ハリウッド並みの契約金も用意できる。声優のギャラを10倍、100倍にしてもいい

 中国の芸能界のギャラは日本と桁が違う。末端すら違う。人気俳優は1本の出演料が1億円どころか10億円とギャラの高騰が続いた。中国のトップ女優、ファン・ビンビンの脱税は記憶に新しいだろう。彼女の2017年度の年収は表に出ているだけで50億円。147億円の罰金を支払い昨年復帰したが、これまでの芸能生活で稼いだ金を考えたら痛くも痒くもないだろう。日本で毎年50億円稼ぐ女優などまずいない。巨大な国内市場に加えてアジア圏を見据えた国家的文化戦略の賜物だ。

「日本の女性アイドル声優も同じように価値があると踏んでるようです。とにかく用意できるギャラが桁違いですからね、ハリウッド並みの契約金だって用意できる。とくにソシャゲで世界一稼いでいる国ですから、声優のギャラなんて10倍、いや100倍にしたっていいと言ってました。日本の声優は元のギャラが安いからと」

 ここでも「日本人は安い」だ。日本の専門職や技術職はその能力に比して世界的に「安い」部類となってしまった。すべて国内の理不尽なまでの現場や実際に働く人に対する待遇の悪さに起因するが、アニメーター並みに日本の声優もまたとんでもなく安い。

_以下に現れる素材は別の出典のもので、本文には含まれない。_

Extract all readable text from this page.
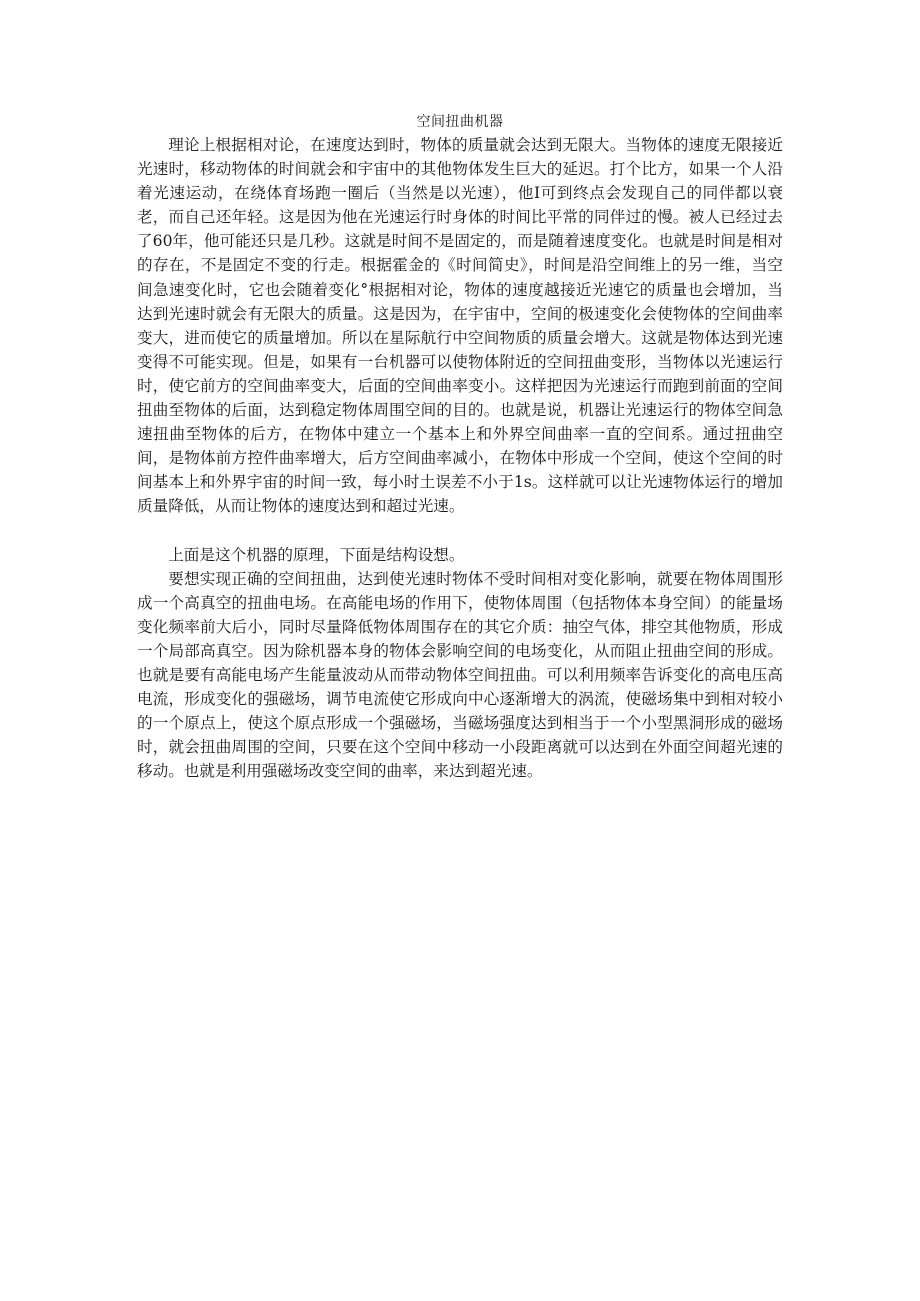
空间扭曲机器

理论上根据相对论，在速度达到时，物体的质量就会达到无限大。当物体的速度无限接近光速时，移动物体的时间就会和宇宙中的其他物体发生巨大的延迟。打个比方，如果一个人沿着光速运动，在绕体育场跑一圈后（当然是以光速），他I可到终点会发现自己的同伴都以衰老，而自己还年轻。这是因为他在光速运行时身体的时间比平常的同伴过的慢。被人已经过去了60年，他可能还只是几秒。这就是时间不是固定的，而是随着速度变化。也就是时间是相对的存在，不是固定不变的行走。根据霍金的《时间简史》，时间是沿空间维上的另一维，当空间急速变化时，它也会随着变化°根据相对论，物体的速度越接近光速它的质量也会增加，当达到光速时就会有无限大的质量。这是因为，在宇宙中，空间的极速变化会使物体的空间曲率变大，进而使它的质量增加。所以在星际航行中空间物质的质量会增大。这就是物体达到光速变得不可能实现。但是，如果有一台机器可以使物体附近的空间扭曲变形，当物体以光速运行时，使它前方的空间曲率变大，后面的空间曲率变小。这样把因为光速运行而跑到前面的空间扭曲至物体的后面，达到稳定物体周围空间的目的。也就是说，机器让光速运行的物体空间急速扭曲至物体的后方，在物体中建立一个基本上和外界空间曲率一直的空间系。通过扭曲空间，是物体前方控件曲率增大，后方空间曲率减小，在物体中形成一个空间，使这个空间的时间基本上和外界宇宙的时间一致，每小时土误差不小于1s。这样就可以让光速物体运行的增加质量降低，从而让物体的速度达到和超过光速。

上面是这个机器的原理，下面是结构设想。

要想实现正确的空间扭曲，达到使光速时物体不受时间相对变化影响，就要在物体周围形成一个高真空的扭曲电场。在高能电场的作用下，使物体周围（包括物体本身空间）的能量场变化频率前大后小，同时尽量降低物体周围存在的其它介质：抽空气体，排空其他物质，形成一个局部高真空。因为除机器本身的物体会影响空间的电场变化，从而阻止扭曲空间的形成。也就是要有高能电场产生能量波动从而带动物体空间扭曲。可以利用频率告诉变化的高电压高电流，形成变化的强磁场，调节电流使它形成向中心逐渐增大的涡流，使磁场集中到相对较小的一个原点上，使这个原点形成一个强磁场，当磁场强度达到相当于一个小型黑洞形成的磁场时，就会扭曲周围的空间，只要在这个空间中移动一小段距离就可以达到在外面空间超光速的移动。也就是利用强磁场改变空间的曲率，来达到超光速。
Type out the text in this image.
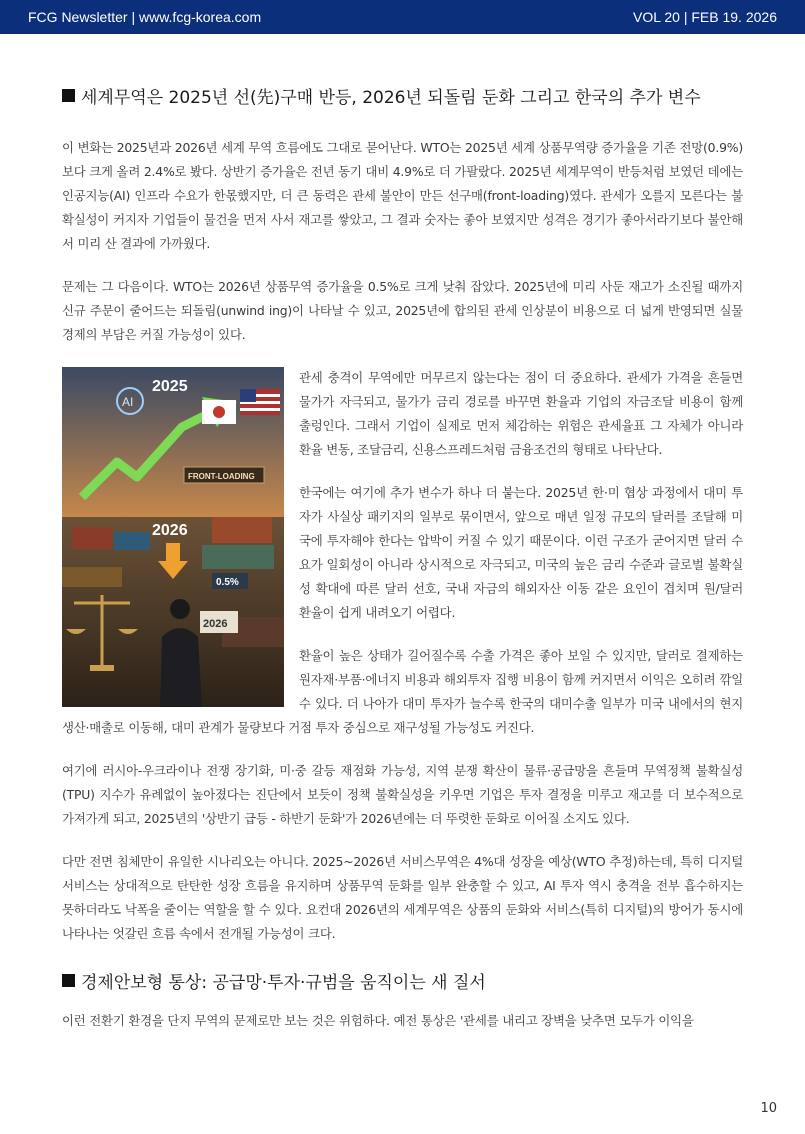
FCG Newsletter | www.fcg-korea.com	VOL 20 | FEB 19. 2026
세계무역은 2025년 선(先)구매 반등, 2026년 되돌림 둔화 그리고 한국의 추가 변수

이 변화는 2025년과 2026년 세계 무역 흐름에도 그대로 묻어난다. WTO는 2025년 세계 상품무역량 증가율을 기존 전망(0.9%)보다 크게 올려 2.4%로 봤다. 상반기 증가율은 전년 동기 대비 4.9%로 더 가팔랐다. 2025년 세계무역이 반등처럼 보였던 데에는 인공지능(AI) 인프라 수요가 한몫했지만, 더 큰 동력은 관세 불안이 만든 선구매(front-loading)였다. 관세가 오를지 모른다는 불확실성이 커지자 기업들이 물건을 먼저 사서 재고를 쌓았고, 그 결과 숫자는 좋아 보였지만 성격은 경기가 좋아서라기보다 불안해서 미리 산 결과에 가까웠다.

문제는 그 다음이다. WTO는 2026년 상품무역 증가율을 0.5%로 크게 낮춰 잡았다. 2025년에 미리 사둔 재고가 소진될 때까지 신규 주문이 줄어드는 되돌림(unwind ing)이 나타날 수 있고, 2025년에 합의된 관세 인상분이 비용으로 더 넓게 반영되면 실물경제의 부담은 커질 가능성이 있다.

2025
AI
FRONT-LOADING
2026
0.5%
2026

관세 충격이 무역에만 머무르지 않는다는 점이 더 중요하다. 관세가 가격을 흔들면 물가가 자극되고, 물가가 금리 경로를 바꾸면 환율과 기업의 자금조달 비용이 함께 출렁인다. 그래서 기업이 실제로 먼저 체감하는 위험은 관세율표 그 자체가 아니라 환율 변동, 조달금리, 신용스프레드처럼 금융조건의 형태로 나타난다.

한국에는 여기에 추가 변수가 하나 더 붙는다. 2025년 한·미 협상 과정에서 대미 투자가 사실상 패키지의 일부로 묶이면서, 앞으로 매년 일정 규모의 달러를 조달해 미국에 투자해야 한다는 압박이 커질 수 있기 때문이다. 이런 구조가 굳어지면 달러 수요가 일회성이 아니라 상시적으로 자극되고, 미국의 높은 금리 수준과 글로벌 불확실성 확대에 따른 달러 선호, 국내 자금의 해외자산 이동 같은 요인이 겹치며 원/달러 환율이 쉽게 내려오기 어렵다.

환율이 높은 상태가 길어질수록 수출 가격은 좋아 보일 수 있지만, 달러로 결제하는 원자재·부품·에너지 비용과 해외투자 집행 비용이 함께 커지면서 이익은 오히려 깎일 수 있다. 더 나아가 대미 투자가 늘수록 한국의 대미수출 일부가 미국 내에서의 현지생산·매출로 이동해, 대미 관계가 물량보다 거점 투자 중심으로 재구성될 가능성도 커진다.

여기에 러시아-우크라이나 전쟁 장기화, 미·중 갈등 재점화 가능성, 지역 분쟁 확산이 물류·공급망을 흔들며 무역정책 불확실성(TPU) 지수가 유례없이 높아졌다는 진단에서 보듯이 정책 불확실성을 키우면 기업은 투자 결정을 미루고 재고를 더 보수적으로 가져가게 되고, 2025년의 '상반기 급등 - 하반기 둔화'가 2026년에는 더 뚜렷한 둔화로 이어질 소지도 있다.

다만 전면 침체만이 유일한 시나리오는 아니다. 2025~2026년 서비스무역은 4%대 성장을 예상(WTO 추정)하는데, 특히 디지털 서비스는 상대적으로 탄탄한 성장 흐름을 유지하며 상품무역 둔화를 일부 완충할 수 있고, AI 투자 역시 충격을 전부 흡수하지는 못하더라도 낙폭을 줄이는 역할을 할 수 있다. 요컨대 2026년의 세계무역은 상품의 둔화와 서비스(특히 디지털)의 방어가 동시에 나타나는 엇갈린 흐름 속에서 전개될 가능성이 크다.

경제안보형 통상: 공급망·투자·규범을 움직이는 새 질서

이런 전환기 환경을 단지 무역의 문제로만 보는 것은 위험하다. 예전 통상은 '관세를 내리고 장벽을 낮추면 모두가 이익을

10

「調査したら人気の若手アイドル声優でもサラリーマンの初任給くらいしか貰ってないことに驚いたそうです。億稼ぎ出す彼女がなぜと。中国人は今その時だけで評価しますからね。年功序列じゃないですからね。まあそうでしょうと反論できませんでした」

 ひと昔前に比べればアーティスト契約でマシになった若手もいるだろうが、日俳連(日本俳優連合)に加入している個人および事務所の声優である限りランク制に縛られる。つまり億稼ぐ新人アイドル声優でもテレビアニメでは3年目までは1本1万5000円なのだ。同い年の若手芸人がちょい役で10万円貰う傍らで1万5000円。実際はこれに放送時間と目的の利用率など細かい料金が加わるが、新人(ジュニアランク)には適用されないために実際の出演料は事務所の取り分を引いたら想像を絶する安さ、だからこのランク制に縛られないゲームなどの1W単価のワード制は若手にはありがたい話である。もちろん、イベント出演やグラビア撮影、歌唱なども縛りがないため若手の稼ぎの場であり、むしろテレビアニメは知名度アップのための宣伝と割り切るしか無いのが現状である。